Cosa prevede l’ordinanza
L’acqua potrà essere utilizzata esclusivamente per l’igiene domestica (con esclusione del lavaggio dei denti) e, solo previa bollitura per almeno 10-15 minuti, per la preparazione e il lavaggio degli alimenti. È invece vietato l’uso come bevanda abituale, fino a nuove disposizioni.
L’ordinanza impone inoltre alla società Talete S.p.A., gestore del servizio idrico integrato dal 2016, di: individuare tempestivamente le cause della non conformità; adottare i correttivi necessari; garantire una concentrazione di cloro residuo libero pari a 0,2 mg/l; informare l’utenza; relazionare in merito agli interventi effettuati.
Il provvedimento è stato trasmesso, tra gli altri, anche all’ATO 1 Viterbo, alla Prefettura e alle forze dell’ordine.
La comunicazione che non c’è stata
Fin qui i fatti amministrativi.
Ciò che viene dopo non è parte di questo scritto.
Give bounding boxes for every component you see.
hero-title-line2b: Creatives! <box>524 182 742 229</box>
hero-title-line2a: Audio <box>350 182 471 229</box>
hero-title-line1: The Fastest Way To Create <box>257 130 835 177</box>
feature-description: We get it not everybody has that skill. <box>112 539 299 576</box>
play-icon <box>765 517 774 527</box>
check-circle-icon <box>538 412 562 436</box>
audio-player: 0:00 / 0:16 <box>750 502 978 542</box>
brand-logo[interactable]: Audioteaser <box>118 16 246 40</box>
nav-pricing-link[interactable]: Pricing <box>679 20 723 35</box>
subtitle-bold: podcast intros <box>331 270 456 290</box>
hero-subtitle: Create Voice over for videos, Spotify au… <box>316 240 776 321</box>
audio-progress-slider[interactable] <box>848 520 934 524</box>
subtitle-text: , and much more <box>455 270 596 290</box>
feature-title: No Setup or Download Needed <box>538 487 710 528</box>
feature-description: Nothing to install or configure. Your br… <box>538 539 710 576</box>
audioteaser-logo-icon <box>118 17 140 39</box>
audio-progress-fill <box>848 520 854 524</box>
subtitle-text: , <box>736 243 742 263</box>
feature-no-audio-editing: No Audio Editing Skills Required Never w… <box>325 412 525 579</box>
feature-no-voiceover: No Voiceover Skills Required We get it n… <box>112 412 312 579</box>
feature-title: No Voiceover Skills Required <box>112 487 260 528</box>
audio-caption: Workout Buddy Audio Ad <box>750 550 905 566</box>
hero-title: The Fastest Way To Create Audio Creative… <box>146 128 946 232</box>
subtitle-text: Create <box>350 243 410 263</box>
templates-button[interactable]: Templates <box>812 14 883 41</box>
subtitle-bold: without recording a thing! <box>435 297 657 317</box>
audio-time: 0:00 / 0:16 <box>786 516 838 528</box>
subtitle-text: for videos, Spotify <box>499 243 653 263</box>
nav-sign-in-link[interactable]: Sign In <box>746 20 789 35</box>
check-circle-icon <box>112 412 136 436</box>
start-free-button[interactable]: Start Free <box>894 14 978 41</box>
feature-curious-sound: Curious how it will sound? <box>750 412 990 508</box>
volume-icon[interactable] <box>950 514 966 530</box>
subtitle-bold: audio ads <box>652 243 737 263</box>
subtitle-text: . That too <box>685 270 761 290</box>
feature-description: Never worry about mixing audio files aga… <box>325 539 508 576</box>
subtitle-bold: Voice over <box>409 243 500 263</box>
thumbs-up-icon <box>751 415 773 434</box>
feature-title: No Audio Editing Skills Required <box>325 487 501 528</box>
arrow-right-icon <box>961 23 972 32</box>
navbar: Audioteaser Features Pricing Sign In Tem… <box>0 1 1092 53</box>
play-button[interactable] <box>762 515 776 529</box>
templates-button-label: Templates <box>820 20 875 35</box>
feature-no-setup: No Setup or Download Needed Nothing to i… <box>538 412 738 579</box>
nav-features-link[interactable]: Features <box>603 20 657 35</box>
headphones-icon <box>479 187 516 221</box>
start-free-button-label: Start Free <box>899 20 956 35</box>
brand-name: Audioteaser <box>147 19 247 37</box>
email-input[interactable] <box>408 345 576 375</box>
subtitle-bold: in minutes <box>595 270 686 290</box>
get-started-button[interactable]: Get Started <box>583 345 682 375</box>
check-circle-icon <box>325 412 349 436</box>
Resta però un punto che sta suscitando perplessità e malumori tra i residenti: il Consorzio di Marina Velka non sarebbe stato preventivamente informato dal Comune, né risulterebbe coinvolto nella comunicazione diretta ai cittadini della zona.
L’ordinanza prevede la pubblicazione online sul sito istituzionale e sull’Albo pretorio, oltre alla “più ampia diffusione”. Tuttavia, in un territorio come Marina Velka (caratterizzato da una forte presenza consortile e da una popolazione in parte non residente stabilmente) limitarsi alla pubblicazione formale rischia di non essere sufficiente a garantire un’informazione tempestiva ed efficace.
In situazioni che riguardano la salute pubblica, la rapidità e la capillarità della comunicazione sono elementi fondamentali tanto quanto l’atto amministrativo stesso.
Una questione di metodo
Il superamento di un parametro microbiologico come gli enterococchi è un fatto serio, che impone interventi immediati e rigorosi. Nessuna polemica, naturalmente, sulla necessità del provvedimento.
Ma proprio per la delicatezza del tema, ci si chiede se non sarebbe stato opportuno un coinvolgimento diretto del Consorzio di Marina Velka (soggetto che rappresenta centinaia di utenti) così da attivare immediatamente canali informativi interni, mailing list, affissioni e comunicazioni dirette ai proprietari.
La pubblicazione sull’Albo pretorio è un obbligo di legge. L’informazione alla cittadinanza è invece una responsabilità politica e amministrativa che, specie quando riguarda l’acqua che esce dai rubinetti delle case, merita strumenti più incisivi.
Nei prossimi giorni sarà importante capire: quali siano le cause tecniche della contaminazione; quali interventi verranno adottati da Talete; in quali tempi potrà essere ripristinata la piena potabilità; e soprattutto quali modalità di comunicazione verranno attivate per evitare che notizie di questo tipo circolino solo per passaparola.